On CNN today, they showed a segment about a reporter who decided to join up with the Wall Street protesters to give us an in-depth look at how the event is organized. To tell you the truth, I actually applaud how the protest is arranged. The people convene and work together so everyone is fed and has a tent to stay in. It’s clear that these people have enough in common with each other to forge relationships that will prove valuable if they ever receive the jobs for which they are protesting.
First of all, the United States unemployment rate currently stands at ten percent. For every person that is unemployed, nine people don’t seem to have a problem finding work. I’m not surprised that these people are getting noticed; if you go out to eat with ten of your friends and one doesn’t like the restaurant, I think you can figure out who among you is unhappy.
That being said, these people are protesting the wrong things. America was founded on the pursuit of happiness. “Pursuit” is the operative word here; I can pursue a new car, but if I don’t have $20,000 I cannot get one. If a Camaro fell from the sky, that would be great. I don’t stare up at the sky and wait for it to happen because I don’t expect it to.
There are a few reasons these people are out of work, but one common link between them that has gone utterly ignored is the role European markets play in America’s economy. Greece, the proverbial “cash cow” in the mix has been making money disappear faster than Harry Houdini resurrecting himself from the dead at a one night spectacular in Las Vegas. The rest of Europe, semi-socialist since the dawn of modern politics, continues to feed Greece money despite the fact that their economy is a total sham. No amount of bailouts will ever fix the corruption within Greece; only a push by Grecian citizens for political change will improve economic conditions.

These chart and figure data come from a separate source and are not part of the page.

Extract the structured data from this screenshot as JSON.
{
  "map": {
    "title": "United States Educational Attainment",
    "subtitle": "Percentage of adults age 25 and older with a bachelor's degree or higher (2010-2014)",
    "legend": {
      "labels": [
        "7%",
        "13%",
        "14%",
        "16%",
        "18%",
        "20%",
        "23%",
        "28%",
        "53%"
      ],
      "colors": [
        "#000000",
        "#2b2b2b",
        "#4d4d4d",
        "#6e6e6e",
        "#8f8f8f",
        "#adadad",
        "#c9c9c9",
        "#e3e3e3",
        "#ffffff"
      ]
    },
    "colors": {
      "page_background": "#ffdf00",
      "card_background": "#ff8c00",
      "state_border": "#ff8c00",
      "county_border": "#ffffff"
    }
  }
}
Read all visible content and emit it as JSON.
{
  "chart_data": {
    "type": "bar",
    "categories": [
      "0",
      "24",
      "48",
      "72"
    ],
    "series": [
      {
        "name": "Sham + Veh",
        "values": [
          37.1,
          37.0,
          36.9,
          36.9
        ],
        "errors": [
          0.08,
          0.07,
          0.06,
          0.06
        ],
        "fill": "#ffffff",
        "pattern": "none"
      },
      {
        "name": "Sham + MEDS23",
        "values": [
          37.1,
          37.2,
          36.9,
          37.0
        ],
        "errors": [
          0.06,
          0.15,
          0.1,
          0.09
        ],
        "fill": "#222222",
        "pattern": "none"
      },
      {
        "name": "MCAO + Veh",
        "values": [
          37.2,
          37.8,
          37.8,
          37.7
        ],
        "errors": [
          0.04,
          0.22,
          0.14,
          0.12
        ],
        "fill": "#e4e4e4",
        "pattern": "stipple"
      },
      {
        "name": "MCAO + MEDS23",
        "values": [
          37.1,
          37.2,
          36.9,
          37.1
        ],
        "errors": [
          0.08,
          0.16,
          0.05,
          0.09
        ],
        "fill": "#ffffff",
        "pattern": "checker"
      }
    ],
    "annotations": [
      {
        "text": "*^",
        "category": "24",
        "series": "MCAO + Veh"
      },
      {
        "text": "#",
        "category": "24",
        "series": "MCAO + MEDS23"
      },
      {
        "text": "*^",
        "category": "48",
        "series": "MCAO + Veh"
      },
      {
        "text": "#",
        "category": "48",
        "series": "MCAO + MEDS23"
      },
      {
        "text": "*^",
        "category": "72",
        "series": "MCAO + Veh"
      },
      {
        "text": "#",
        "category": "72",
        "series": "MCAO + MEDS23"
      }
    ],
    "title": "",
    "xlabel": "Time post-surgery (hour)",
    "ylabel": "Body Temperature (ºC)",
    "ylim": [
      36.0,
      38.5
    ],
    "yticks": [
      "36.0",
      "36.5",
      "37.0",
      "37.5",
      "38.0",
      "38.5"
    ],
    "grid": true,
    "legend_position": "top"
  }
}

So what should America, as the third wheel in this situation, be doing to counteract the European and Grecian disruption to our economy? Had I an extremist opinion I would suggest that everyone pack up and move to Greece. But in all seriousness, maybe a boycott of European goods should be in order?
By keeping our money within our own country through the purchase of American goods, not only will we be able to cut out the international markets being dragged under by one country’s corruption, but we can generate more revenue for ourselves in the process. I’m no economist, but when the economy improves, I bet we would see an increase in employment.

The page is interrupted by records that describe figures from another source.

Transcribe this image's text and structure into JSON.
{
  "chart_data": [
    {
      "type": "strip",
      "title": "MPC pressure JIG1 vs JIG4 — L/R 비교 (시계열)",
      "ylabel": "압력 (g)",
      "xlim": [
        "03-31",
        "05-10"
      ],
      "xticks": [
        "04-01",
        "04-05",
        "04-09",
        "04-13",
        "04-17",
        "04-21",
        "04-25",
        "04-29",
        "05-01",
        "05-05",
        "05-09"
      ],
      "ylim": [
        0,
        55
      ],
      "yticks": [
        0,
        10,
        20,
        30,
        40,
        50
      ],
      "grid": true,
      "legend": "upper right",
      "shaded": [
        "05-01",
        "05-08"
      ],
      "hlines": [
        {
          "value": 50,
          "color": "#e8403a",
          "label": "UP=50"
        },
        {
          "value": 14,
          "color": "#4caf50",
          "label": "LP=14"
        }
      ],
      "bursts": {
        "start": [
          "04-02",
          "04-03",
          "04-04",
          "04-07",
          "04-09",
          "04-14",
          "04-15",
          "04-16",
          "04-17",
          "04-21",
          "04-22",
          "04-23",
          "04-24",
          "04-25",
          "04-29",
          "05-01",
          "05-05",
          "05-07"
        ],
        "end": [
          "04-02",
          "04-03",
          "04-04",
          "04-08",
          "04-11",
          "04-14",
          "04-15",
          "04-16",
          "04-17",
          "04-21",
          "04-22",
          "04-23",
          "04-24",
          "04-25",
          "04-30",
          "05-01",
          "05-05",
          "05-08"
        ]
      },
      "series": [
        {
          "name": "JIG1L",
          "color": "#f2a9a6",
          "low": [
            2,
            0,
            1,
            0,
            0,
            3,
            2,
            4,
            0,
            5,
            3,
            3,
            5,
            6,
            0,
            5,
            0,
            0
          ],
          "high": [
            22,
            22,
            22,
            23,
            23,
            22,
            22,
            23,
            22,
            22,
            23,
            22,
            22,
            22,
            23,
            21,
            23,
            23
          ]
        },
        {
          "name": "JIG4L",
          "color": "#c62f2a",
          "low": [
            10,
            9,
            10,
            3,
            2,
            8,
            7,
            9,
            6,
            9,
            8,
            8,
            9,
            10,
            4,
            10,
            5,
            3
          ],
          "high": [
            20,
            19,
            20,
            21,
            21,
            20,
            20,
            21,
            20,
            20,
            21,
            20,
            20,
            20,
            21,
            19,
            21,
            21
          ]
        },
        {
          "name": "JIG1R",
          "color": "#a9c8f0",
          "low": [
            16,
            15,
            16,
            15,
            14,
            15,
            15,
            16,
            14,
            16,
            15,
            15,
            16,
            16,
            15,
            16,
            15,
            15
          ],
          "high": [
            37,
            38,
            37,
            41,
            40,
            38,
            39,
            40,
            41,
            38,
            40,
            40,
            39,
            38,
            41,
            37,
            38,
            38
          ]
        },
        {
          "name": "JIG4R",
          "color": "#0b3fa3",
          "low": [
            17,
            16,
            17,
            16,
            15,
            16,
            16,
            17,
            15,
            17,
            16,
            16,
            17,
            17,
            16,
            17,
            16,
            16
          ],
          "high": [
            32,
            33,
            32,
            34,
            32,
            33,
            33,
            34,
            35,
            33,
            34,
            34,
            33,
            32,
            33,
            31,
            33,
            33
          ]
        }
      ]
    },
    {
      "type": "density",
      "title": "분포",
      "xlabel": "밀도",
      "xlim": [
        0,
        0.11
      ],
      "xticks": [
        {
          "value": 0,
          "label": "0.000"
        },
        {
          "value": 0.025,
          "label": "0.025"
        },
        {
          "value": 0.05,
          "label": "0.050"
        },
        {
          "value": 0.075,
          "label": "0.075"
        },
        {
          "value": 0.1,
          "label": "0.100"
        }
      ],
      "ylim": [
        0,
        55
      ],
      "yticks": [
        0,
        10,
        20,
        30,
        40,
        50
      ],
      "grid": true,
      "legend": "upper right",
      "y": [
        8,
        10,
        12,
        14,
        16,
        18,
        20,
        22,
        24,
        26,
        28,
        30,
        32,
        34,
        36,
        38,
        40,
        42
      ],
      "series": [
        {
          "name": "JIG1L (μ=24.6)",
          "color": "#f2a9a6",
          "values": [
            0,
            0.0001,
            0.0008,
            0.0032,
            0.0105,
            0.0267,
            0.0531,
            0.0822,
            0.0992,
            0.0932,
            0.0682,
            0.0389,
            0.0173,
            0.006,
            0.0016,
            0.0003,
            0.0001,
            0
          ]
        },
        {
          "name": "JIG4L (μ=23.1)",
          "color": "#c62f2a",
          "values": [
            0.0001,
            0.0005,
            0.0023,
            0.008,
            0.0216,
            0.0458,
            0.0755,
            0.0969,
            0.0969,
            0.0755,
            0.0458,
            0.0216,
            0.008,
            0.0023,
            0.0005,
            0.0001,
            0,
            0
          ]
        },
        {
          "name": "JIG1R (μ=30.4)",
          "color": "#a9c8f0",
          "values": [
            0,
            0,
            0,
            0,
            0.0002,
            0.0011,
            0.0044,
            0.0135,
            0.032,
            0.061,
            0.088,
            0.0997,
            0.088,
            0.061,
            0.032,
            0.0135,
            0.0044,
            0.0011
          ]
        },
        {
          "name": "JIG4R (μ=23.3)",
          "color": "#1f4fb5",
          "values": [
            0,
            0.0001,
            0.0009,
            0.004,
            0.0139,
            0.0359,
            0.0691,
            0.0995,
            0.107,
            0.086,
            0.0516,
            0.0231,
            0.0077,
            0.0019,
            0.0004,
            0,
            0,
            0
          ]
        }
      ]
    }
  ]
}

If the protesters can orchestrate a “sit in” at the park near Wall Street, I doubt that a boycott is beyond their ability. Just to clarify, we need to stop buying goods made in Europe. If it comes from outside the USA, it is only bringing us down.

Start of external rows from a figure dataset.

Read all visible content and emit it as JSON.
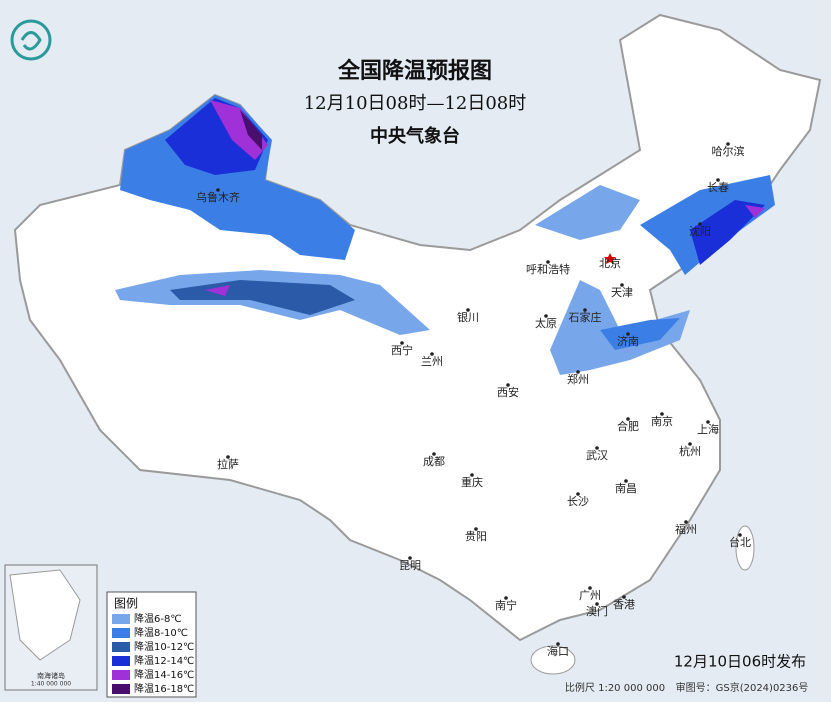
{
  "header": {
    "title": "全国降温预报图",
    "period": "12月10日08时—12日08时",
    "issuer": "中央气象台"
  },
  "cities": [
    "哈尔滨",
    "长春",
    "沈阳",
    "乌鲁木齐",
    "呼和浩特",
    "北京",
    "天津",
    "银川",
    "太原",
    "石家庄",
    "济南",
    "西宁",
    "兰州",
    "郑州",
    "西安",
    "合肥",
    "南京",
    "上海",
    "拉萨",
    "成都",
    "武汉",
    "杭州",
    "重庆",
    "长沙",
    "南昌",
    "贵阳",
    "福州",
    "台北",
    "昆明",
    "南宁",
    "广州",
    "澳门",
    "香港",
    "海口"
  ],
  "legend": {
    "title": "图例",
    "items": [
      {
        "label": "降温6-8℃",
        "color": "#78a6ea"
      },
      {
        "label": "降温8-10℃",
        "color": "#3b7fe6"
      },
      {
        "label": "降温10-12℃",
        "color": "#2a5aa8"
      },
      {
        "label": "降温12-14℃",
        "color": "#1b2fd8"
      },
      {
        "label": "降温14-16℃",
        "color": "#a030d8"
      },
      {
        "label": "降温16-18℃",
        "color": "#4a0f6e"
      }
    ]
  },
  "inset": {
    "title": "南海诸岛",
    "scale": "1:40 000 000"
  },
  "footer": {
    "issued": "12月10日06时发布",
    "scale": "比例尺 1:20 000 000",
    "approval": "审图号：GS京(2024)0236号"
  }
}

A separate issue that we as Americans need to work together on improving is the education system. I don’t think that every individual needs to go out and get a masters degree in everything, but our public school systems and colleges have been manufacturing a generation of students who specialize in one field. I spent most of my life not sticking to one concept for the future. In tenth grade, I stopped taking chorus class because I didn’t see the value in improving on that particular field. When I feel confident in my writing, maybe I'll move on to something else.
Too many people come out of four-year universities with a plan that involves a perfect world. If you want to be an artist that’s great; if you can translate English to Spanish, you automatically stand a better chance in the job market than someone who doesn’t. By learning language, mathematics and reasoning skills you can broaden your horizons and become a viable candidate for more jobs. The only way I see this aspect of the economy improving is through restructuring the education system we have in place. We haven’t changed our teaching methods since the 18th century; after 300 years I think it is safe to call it rusty.
So that is my opinion on the current situation in Wall Street. I think it’s great that people are speaking out about what they dislike, but to assume that America will conform to the standards of a minority is to expect a Camaro to fall from the sky.